How the Greenwashed Liberal Gentry Keep Out the Rabble, by James Pinkerton.

Should progressivism serve the masses or the elites? Today, the elites are enjoying the lion’s share of progressive gains …

[Scott] Wiener’s bill was aimed at addressing a crisis in his city: the lack of affordable housing. Today, the median home price in San Francisco is $1.6 million, about eight times the national median. The principle cause … is the mismatch between the demand for housing and the supply of housing. That is, the surging digital economy has supercharged demand, while tightening limits on construction have enervated supply. …

In fact, most potential buyers are pushed out of the market. In the Bay Area, workers are frequently pushed out beyond the suburbs, beyond the exurbs — all the way to other cities. And so commutes of two hours or more are common. …

Wiener’s bill would have addressed this problem by partially overriding local zoning restrictions on housing density, specifically on height limits, in areas served by mass transit. It’s hard to think of a bill more friendly to the masses than that. Yet Wiener ran into a wall of liberal Democratic opposition …

Why the fierce opposition? Perhaps it’s because the dominant progressive voices in California are, in fact, regressive. That is, they prefer to protect the privileges of the landed — who benefit, of course, from high land prices — as opposed to the aspirations of the landless. …

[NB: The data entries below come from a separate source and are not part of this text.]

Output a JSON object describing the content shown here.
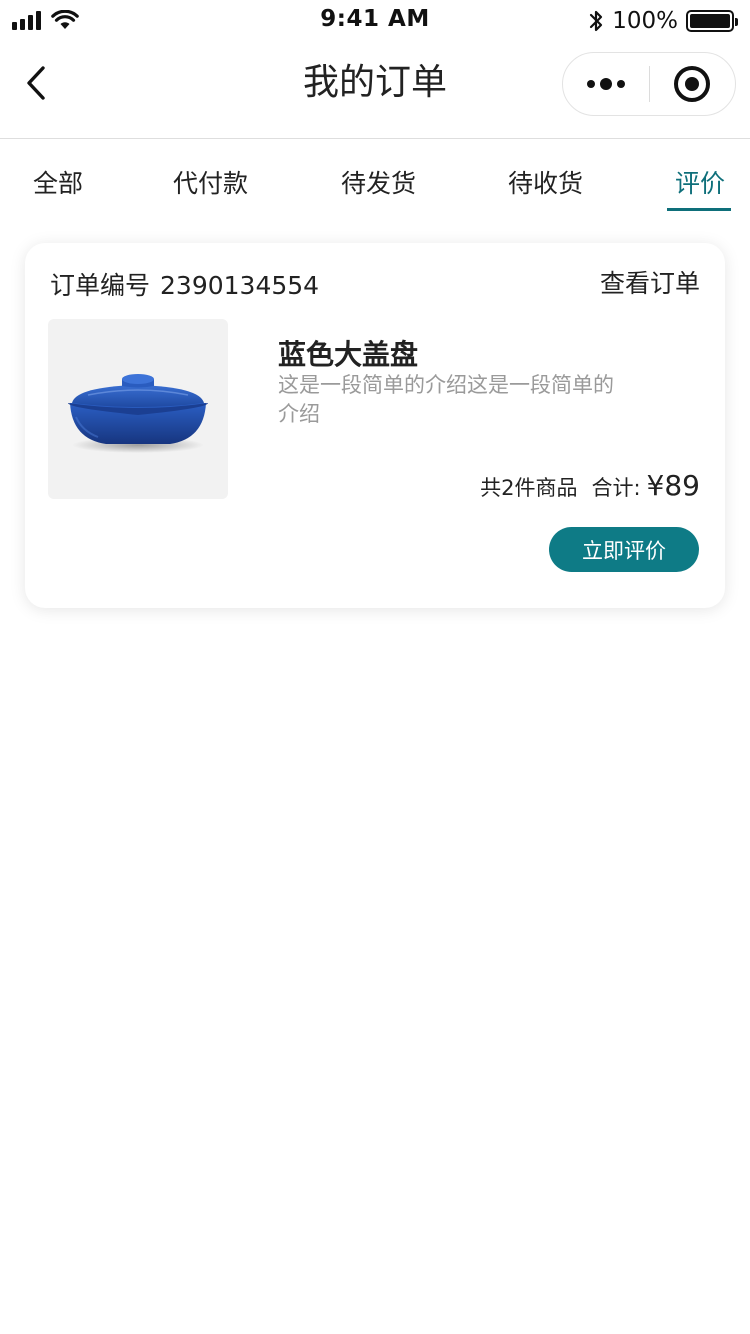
{
  "status_bar": {
    "time": "9:41 AM",
    "battery_percent": "100%",
    "battery_level": 1.0,
    "icons": [
      "signal-icon",
      "wifi-icon",
      "bluetooth-icon",
      "battery-icon"
    ]
  },
  "nav": {
    "title": "我的订单",
    "icons": [
      "back-chevron-icon",
      "more-dots-icon",
      "target-icon"
    ]
  },
  "tabs": {
    "items": [
      {
        "label": "全部"
      },
      {
        "label": "代付款"
      },
      {
        "label": "待发货"
      },
      {
        "label": "待收货"
      },
      {
        "label": "评价"
      }
    ],
    "active_label": "评价"
  },
  "order": {
    "number_label": "订单编号",
    "number": "2390134554",
    "view_label": "查看订单",
    "product": {
      "name": "蓝色大盖盘",
      "description": "这是一段简单的介绍这是一段简单的介绍",
      "image_icon": "blue-casserole-dish-image"
    },
    "count_text": "共2件商品",
    "total_label": "合计:",
    "total": "¥89",
    "action_label": "立即评价"
  },
  "colors": {
    "accent": "#0e6f7a",
    "button": "#0e7b86",
    "text": "#222222",
    "muted": "#9a9a9a",
    "dish_blue": "#1f4fb0"
  }
}
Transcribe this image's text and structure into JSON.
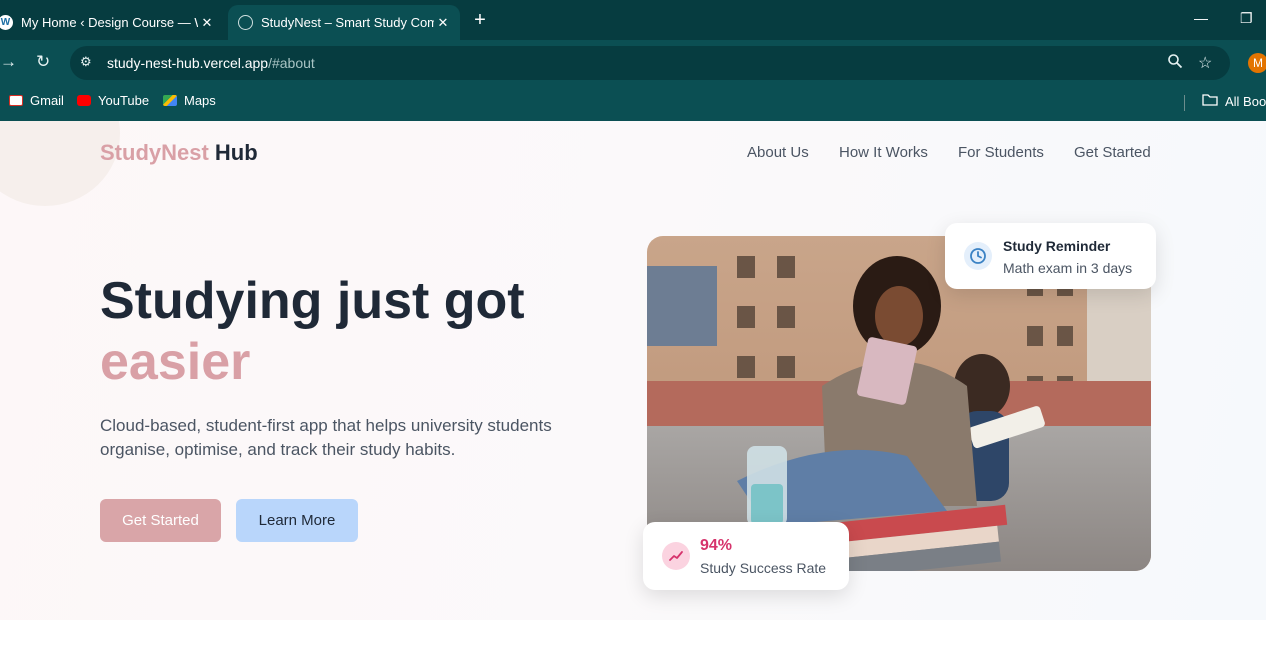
{
  "browser": {
    "tabs": [
      {
        "title": "My Home ‹ Design Course — W",
        "close": "✕"
      },
      {
        "title": "StudyNest – Smart Study Comp",
        "close": "✕"
      }
    ],
    "new_tab": "+",
    "window_controls": {
      "minimize": "—",
      "restore": "❐"
    },
    "url_host": "study-nest-hub.vercel.app",
    "url_path": "/#about",
    "profile_initial": "M",
    "bookmarks": [
      {
        "label": "Gmail",
        "icon": "gmail-icon"
      },
      {
        "label": "YouTube",
        "icon": "youtube-icon"
      },
      {
        "label": "Maps",
        "icon": "maps-icon"
      }
    ],
    "all_bookmarks": "All Book"
  },
  "page": {
    "brand": {
      "part1": "StudyNest",
      "part2": "Hub"
    },
    "nav": [
      "About Us",
      "How It Works",
      "For Students",
      "Get Started"
    ],
    "hero": {
      "headline_line1": "Studying just got",
      "headline_line2": "easier",
      "subtitle": "Cloud-based, student-first app that helps university students organise, optimise, and track their study habits.",
      "primary_button": "Get Started",
      "secondary_button": "Learn More"
    },
    "reminder_card": {
      "title": "Study Reminder",
      "detail": "Math exam in 3 days",
      "icon": "clock-icon"
    },
    "stat_card": {
      "value": "94%",
      "label": "Study Success Rate",
      "icon": "trend-icon"
    }
  },
  "colors": {
    "brand_accent": "#d9a0a6",
    "text_dark": "#1f2937",
    "chrome_dark": "#063c40",
    "chrome_mid": "#0b4f53",
    "secondary_button": "#b9d6fb",
    "stat_accent": "#d6336c"
  }
}
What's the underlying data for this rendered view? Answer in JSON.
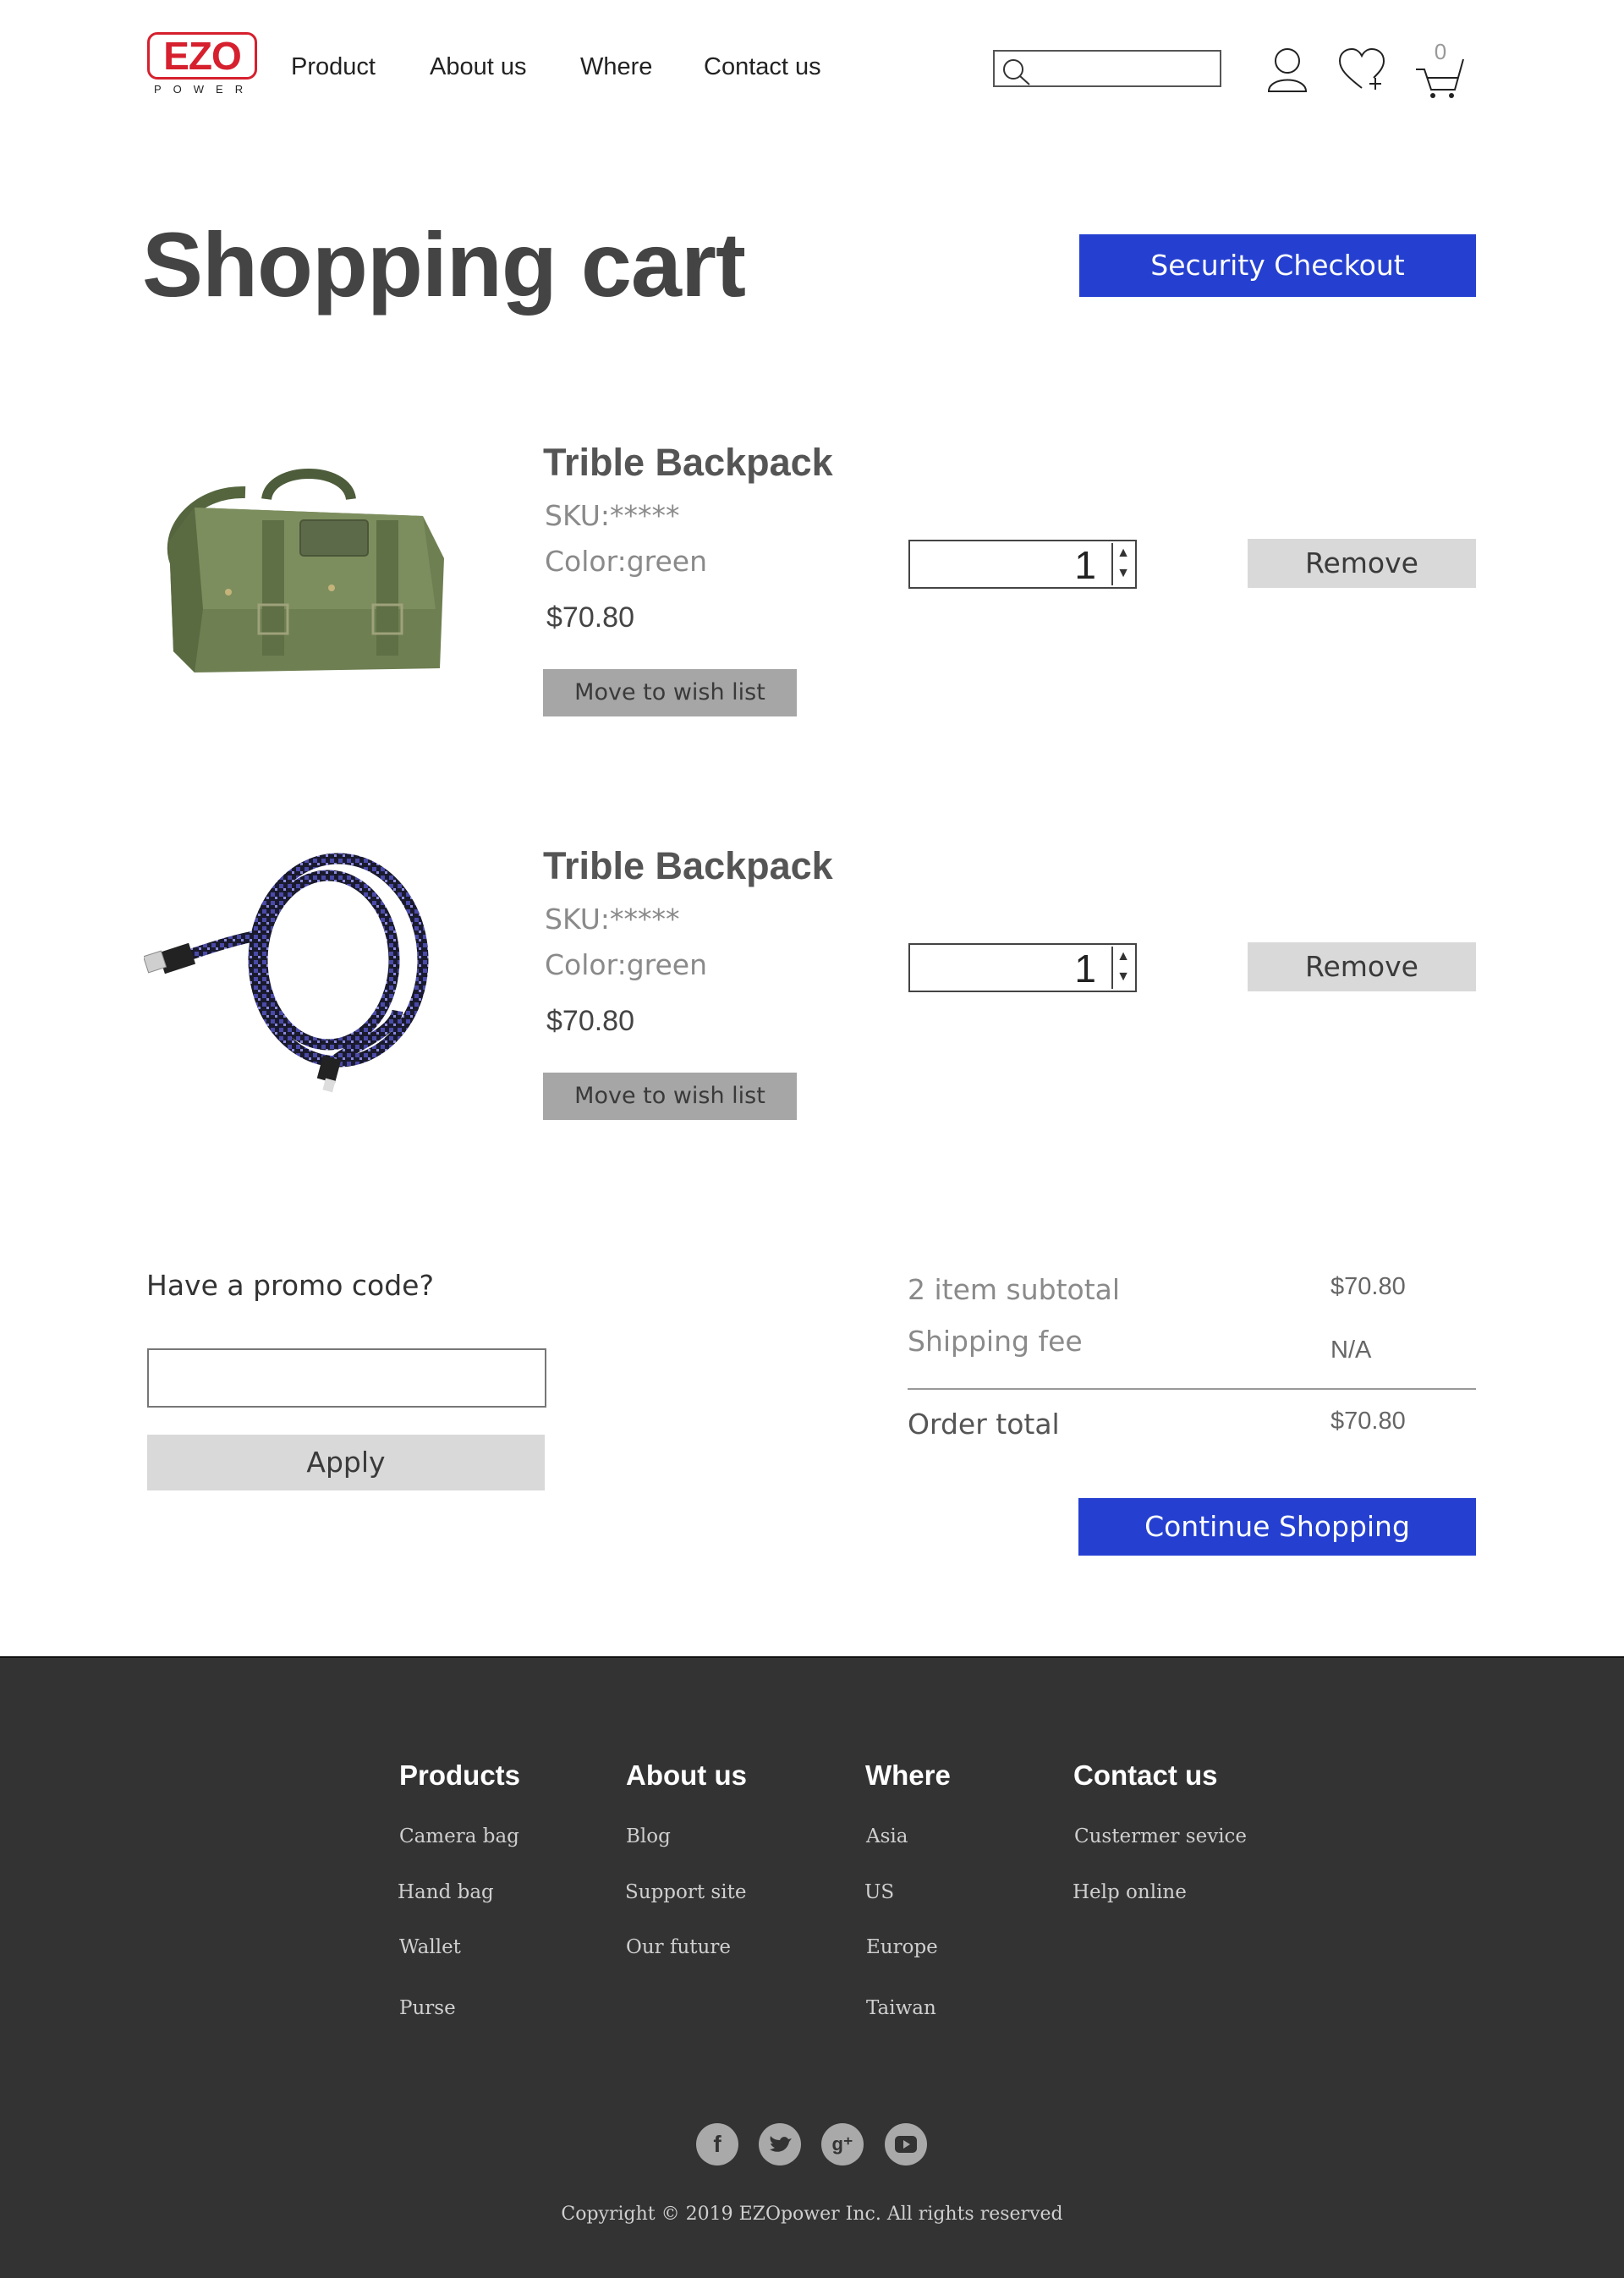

Modern political niceties prevent the lords and ladies of today from pronouncing that they wish the rabble to be gone. And so the exclusionist argument is laundered through the green vernacular of “sustainability.” It’s by this linguistic transmutation that the selfish NIMBY (Not In My Back Yard) activist is elevated into a high-minded eco-hero. …

The impact of gentry liberalism is visible in a national “heat map” of real estate prices. Indeed, the pricing of coastal California — from the Bay Area to the Mexican border, and fairly far inland, too — is so hot that it’s out of reach for the proles. In Los Angeles, for instance, the typical home costs $553,000; only one in four Angelenos can afford to buy there.

In other words, the bulk of California’s 39.5 million people are finding themselves squeezed out of normal home ownership. Thus the plutocrats get their oceanfront views, while their maids and gardeners are forced to live far inland, 40 or 50 miles away. Moreover, an increasing number of California’s gainfully employed are forced to live in their cars. In fact, thanks to gentry liberalism, when adjusted for the cost of living, California has the highest poverty rate in the nation. …

Then along came Scott Wiener to threaten this gentried-up arrangement. His argument could be stated simply: my constituents need affordable housing, so let’s change the law to allow the building of it. Wiener was making, in its essence, a class-based argument — the teeming masses, too, deserve a piece of the pie. …

History tells us that the masses, when mobilized, have a fair shot at prevailing in their class struggles—including, these days, the fight over housing. …

In the early 19th century, the poet Shelley did the math for rising British proletarians: “Ye are many—  they are few.” And in the century to follow, Britain was reformed — and transformed.

San Francisco is an extreme, but there are many similar cases in the West today.